During the same period Persson was a regular commentator in UK and international media. He wrote a regular blog for the Daily Telegraph and has written in The Times, the Sunday Times, The Guardian, the Wall Street Journal, Dagens Nyheter and several other papers and publications. He has appeared numerous times on BBC Newsnight, Sky News, ITV News, CNBC and CNN as well as other European and international TV outlets. He has contributed to various BBC radio programmes including The World Tonight and the Today Programme.

In 2011, Mats Persson was selected by the Diplomatic Courier as one of 99 influential international leaders aged 33 or under. In a 2013 feature in Swedish left-leaning magazine Arena, author and journalist Katrine Kielos labelled Mats "one of the politically most influential Swedes in Europe". In 2014, UK Chancellor of the Exchequer George Osborne noted that "Mats and the Open Europe team are influencing the debate not just in the UK but right across Europe."

In March 2010, David Rennie, writing in a blog on The Economists website, characterised Open Europe as a "Eurosceptic campaign group" that was capable of "spoon-feeding lazy journalists" and "controlling British coverage of the EU" but also noted the group was "assiduous" and "admirably multilingual". In 2012, however, Rennie noted that Open Europe had by then fallen in with the Europhile consensus saying "the hostility of earlier reports" was "muted" under Open Europe's then director, Mats Persson, and that the group had "worked to shake off an early reputation as a partisan campaign group, which concentrated exclusively on negative aspects of the European project". He credited the group for eschewing "the nationalism of many eurosceptic groups" and defending the concept of freedom of movement, but added that the organisation "remains as much a campaign group as think tank."

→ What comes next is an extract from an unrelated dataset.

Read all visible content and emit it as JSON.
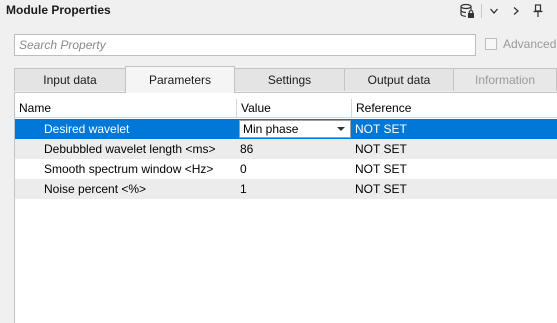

After Persson's departure to work for No.10, Open Europe decided not to support David Cameron's campaign to stay in the EU, adopting instead a neutral stance in the 2016 EU referendum in the UK.

=== UK Government ===
Persson was recruited in 2015 as special adviser to UK Prime Minister David Cameron.
In this role he advocated David Cameron's EU reform program and the UK's EU membership prior to the referendum on the UK's continuing membership of the EU. In May 2015 he advised Cameron not to rush into a referendum vote in order to ensure a better renegotiation of the UK's place in the Union.

Following the UK vote to leave the European Union and David Cameron's resignation he ceased to work for the UK Government.

=== Consultancy ===
Since November 2016 Persson is head of international trade (Brexit) for the London-based consultancy Ernst & Young.